Le Greenium a longtemps été payé par les investisseurs qui souhaitaient s’emparer des rares obligations vertes. Mais la quantité record d’émissions de ces obligations est peut-être en train de changer la donne.
Le Greenium : une prime sur les projets environnementaux
En comparaison des obligations conventionnelles, celles vendues pour financer des projets environnementaux ont tendance à atteindre des prix plus élevés. C’est ce différentiel que l’on appelle Greenium. Ces obligations s’accompagnent aussi de rendements plus faibles.
Une quasi-disparition du greenium
Or ce différentiel a presque disparu en avril, sur le marché des obligations d’entreprises en euros. L’Association des Marchés Financiers en Europe a comparé les écarts de crédits entre les deux indices pour avril 2021. D’une part, l’indice d’obligations vertes, d’autre part, l’indice comparable aux obligations conventionnelles.
Le constat est sans appel. Les investisseurs n’ont payé pratiquement aucune prime pour détenir les obligations vertes au cours de ce mois. En 2020, la prime moyenne était pourtant de 9 points de base.
Une limite à l’ampleur d’une telle prime
En fonction de la méthodologie, les estimations varient, la plupart des obligations vertes n’ayant pas d’équivalent conventionnel réellement comparable. Mais tous s’accordent à dire que le greenium diminue. Banarby Martin, responsable de la stratégie de crédit chez BofA avoue :
« Il y a une sorte de limite à l’ampleur que pourrait prendre le greenium. Les investisseurs ont toujours besoin de faire des rendements. »
Un déclin à nuancer
Dans les obligations d’État et dans les secteurs des entreprises où la dette verte est rare, le greenium persiste. L’obligation verte de Daimler, par exemple, apporte un écart de crédit conséquent. Ce dernier est sept points de base plus serré qu’une obligation conventionnelle échéant la même année.
Sur le marché des obligations vertes en dollars américain, comportant moins d’obligations vertes, les emprunteurs ont obtenu un avantage tarifaire. Environ 10 points de base à l’émission depuis 2020 selon Goldman Sachs. Mais ce chiffre est en baisse par rapport aux 16 points de base évalués entre 2016 et 2019.
$193 milliards d’obligations vertes au 25 mai 2021
D’après Refinitiv, les sociétés du marché des obligations d’entreprises européennes de qualité, constituent une source majeure de financement vert. Ces dernières ont déjà levé presque autant d’argent via des obligations vertes cette année que pendant toute l’année 2020.
Au 25 mai 2021, les emprunteurs du monde entier avaient financé 193 milliards de dollars d’obligations vertes. Un record pour cette période de l’année. Si la nouvelle est bonne pour les fonds d’investissement, elle ne l’est pas pour les emprunteurs.
Réévaluer l’avantage financier des obligations vertes
Ces derniers devront certainement réévaluer l’avantage financier que représente le financement par le marché vert. Les émetteurs verts ont encore payé cette année une prime de nouvelle émission inférieure à celle des émetteurs conventionnels. Mais l’avantage tarifaire par rapport aux émissions conventionnelles a diminué de moitié comparé à 2020 selon les données d’ABN AMRO.
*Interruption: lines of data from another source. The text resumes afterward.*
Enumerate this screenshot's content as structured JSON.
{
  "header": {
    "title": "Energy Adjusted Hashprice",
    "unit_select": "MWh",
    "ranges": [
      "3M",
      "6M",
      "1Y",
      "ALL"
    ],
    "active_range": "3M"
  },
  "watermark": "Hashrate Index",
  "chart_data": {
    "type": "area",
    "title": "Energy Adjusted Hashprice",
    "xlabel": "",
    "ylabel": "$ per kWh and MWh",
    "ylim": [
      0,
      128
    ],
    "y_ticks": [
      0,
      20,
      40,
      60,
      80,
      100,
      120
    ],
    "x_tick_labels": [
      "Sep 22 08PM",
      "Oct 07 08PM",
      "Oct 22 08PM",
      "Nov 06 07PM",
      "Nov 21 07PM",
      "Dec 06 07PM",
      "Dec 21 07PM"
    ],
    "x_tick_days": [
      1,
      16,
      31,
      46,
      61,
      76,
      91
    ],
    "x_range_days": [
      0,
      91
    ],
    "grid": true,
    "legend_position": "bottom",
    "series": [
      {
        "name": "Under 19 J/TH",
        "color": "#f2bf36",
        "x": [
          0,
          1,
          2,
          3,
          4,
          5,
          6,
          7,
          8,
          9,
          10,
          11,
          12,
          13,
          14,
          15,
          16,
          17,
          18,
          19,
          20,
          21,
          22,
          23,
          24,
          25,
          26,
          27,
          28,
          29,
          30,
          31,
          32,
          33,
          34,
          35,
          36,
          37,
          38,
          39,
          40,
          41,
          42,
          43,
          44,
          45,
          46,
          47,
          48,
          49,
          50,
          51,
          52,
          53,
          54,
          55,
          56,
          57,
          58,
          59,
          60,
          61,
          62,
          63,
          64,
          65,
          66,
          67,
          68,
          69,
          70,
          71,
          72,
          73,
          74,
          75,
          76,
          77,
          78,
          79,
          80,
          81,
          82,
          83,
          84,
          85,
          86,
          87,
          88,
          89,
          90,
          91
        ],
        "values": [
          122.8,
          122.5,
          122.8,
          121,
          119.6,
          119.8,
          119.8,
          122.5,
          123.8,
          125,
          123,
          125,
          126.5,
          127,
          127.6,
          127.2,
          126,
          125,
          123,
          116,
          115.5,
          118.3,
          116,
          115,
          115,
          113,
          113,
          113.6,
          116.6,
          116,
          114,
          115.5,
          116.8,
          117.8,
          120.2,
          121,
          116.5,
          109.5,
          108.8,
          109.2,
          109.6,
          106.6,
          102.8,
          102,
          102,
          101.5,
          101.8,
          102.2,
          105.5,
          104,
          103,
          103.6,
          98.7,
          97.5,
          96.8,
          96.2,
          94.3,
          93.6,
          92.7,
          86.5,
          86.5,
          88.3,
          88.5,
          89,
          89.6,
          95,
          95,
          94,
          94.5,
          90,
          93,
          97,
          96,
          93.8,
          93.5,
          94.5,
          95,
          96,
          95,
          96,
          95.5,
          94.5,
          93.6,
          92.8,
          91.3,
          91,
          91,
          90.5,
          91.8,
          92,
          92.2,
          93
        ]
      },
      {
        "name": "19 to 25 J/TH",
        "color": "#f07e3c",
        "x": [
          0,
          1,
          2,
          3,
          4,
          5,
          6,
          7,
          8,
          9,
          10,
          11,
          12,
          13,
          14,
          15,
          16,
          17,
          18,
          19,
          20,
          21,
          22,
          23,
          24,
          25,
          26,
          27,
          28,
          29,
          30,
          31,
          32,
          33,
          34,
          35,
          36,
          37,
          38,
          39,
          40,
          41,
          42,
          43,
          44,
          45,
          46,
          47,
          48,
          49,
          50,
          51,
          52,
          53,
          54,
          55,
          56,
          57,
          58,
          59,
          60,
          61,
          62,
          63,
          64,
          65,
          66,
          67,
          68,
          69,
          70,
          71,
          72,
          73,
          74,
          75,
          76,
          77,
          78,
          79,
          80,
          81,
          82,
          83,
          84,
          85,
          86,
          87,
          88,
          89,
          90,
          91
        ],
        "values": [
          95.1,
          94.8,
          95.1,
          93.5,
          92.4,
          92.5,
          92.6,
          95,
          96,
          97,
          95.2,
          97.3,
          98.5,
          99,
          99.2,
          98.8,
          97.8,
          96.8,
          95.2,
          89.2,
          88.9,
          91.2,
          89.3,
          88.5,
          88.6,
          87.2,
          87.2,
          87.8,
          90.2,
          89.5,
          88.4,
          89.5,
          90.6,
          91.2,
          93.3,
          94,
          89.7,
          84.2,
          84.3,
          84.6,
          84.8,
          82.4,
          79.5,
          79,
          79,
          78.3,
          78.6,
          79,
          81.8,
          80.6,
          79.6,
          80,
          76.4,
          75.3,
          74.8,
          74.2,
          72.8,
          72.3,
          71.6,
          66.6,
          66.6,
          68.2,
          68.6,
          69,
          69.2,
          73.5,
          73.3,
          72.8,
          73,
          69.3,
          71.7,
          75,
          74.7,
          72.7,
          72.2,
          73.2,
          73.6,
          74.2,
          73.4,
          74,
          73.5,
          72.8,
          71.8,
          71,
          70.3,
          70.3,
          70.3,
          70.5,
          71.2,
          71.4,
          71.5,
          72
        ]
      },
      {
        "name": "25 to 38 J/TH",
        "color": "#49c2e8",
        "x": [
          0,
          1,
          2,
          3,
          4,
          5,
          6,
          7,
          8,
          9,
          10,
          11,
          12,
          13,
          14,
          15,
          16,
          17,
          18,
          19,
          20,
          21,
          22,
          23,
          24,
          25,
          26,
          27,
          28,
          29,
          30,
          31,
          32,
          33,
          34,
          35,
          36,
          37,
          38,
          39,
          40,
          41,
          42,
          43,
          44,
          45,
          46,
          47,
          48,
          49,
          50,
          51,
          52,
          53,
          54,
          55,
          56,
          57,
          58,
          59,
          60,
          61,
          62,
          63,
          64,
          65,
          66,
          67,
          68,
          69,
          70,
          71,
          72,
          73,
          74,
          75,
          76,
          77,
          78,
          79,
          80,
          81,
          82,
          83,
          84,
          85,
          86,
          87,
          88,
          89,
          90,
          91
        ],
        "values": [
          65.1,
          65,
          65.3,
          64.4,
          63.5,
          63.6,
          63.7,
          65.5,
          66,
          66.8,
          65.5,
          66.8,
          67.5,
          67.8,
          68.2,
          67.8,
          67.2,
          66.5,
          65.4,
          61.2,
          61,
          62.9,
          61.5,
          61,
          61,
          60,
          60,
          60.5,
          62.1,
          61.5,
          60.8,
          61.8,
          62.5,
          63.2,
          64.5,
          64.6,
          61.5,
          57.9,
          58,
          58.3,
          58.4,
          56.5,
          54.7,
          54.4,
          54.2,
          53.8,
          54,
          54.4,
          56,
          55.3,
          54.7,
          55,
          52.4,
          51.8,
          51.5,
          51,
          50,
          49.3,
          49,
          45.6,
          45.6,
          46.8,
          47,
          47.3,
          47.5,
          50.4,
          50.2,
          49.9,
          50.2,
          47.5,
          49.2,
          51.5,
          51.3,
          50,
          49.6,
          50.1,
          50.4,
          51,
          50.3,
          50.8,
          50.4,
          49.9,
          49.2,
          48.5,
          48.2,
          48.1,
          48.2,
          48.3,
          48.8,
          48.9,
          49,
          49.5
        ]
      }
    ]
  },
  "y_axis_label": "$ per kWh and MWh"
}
Refinitiv donne un autre indicateur reflétant la hausse des obligations vertes. La firme estime que les émissions vertes représentent 16 % des ventes d’obligations d’entreprises de qualité en euros cette année. C’est plus du double de l’année dernière.
Déplacement de la prime de rareté
La prime de rareté se déplacerait vers les obligations sociales et durables. Les obligations sociales financent des dépenses pour les soins de santé et l’éducation. Quant aux obligations durables, elles peuvent financer à la fois des projets sociaux et écologiques.
Ces émissions n’ayant réellement démarré qu’après l’apparition de la pandémie de Covid-19, elles sont plus rares. Depuis l’année dernière, ces obligations auraient offert aux émetteurs des primes notoires selon les estimations de Goldman. En moyenne, 20 pb à l’émission sur le marché en euros, et 36 pb en dollars américains.
Le déclin du greenium n’a donc finalement pas découragé les émetteurs. Une nouvelle encourageante pour les partisans du financement vert et pour améliorer la réputation environnementale des entreprises. L’avènement des obligations sociales et durables sur le marché financier, quant à lui, apporte de nouveaux enjeux pour ces sociétés.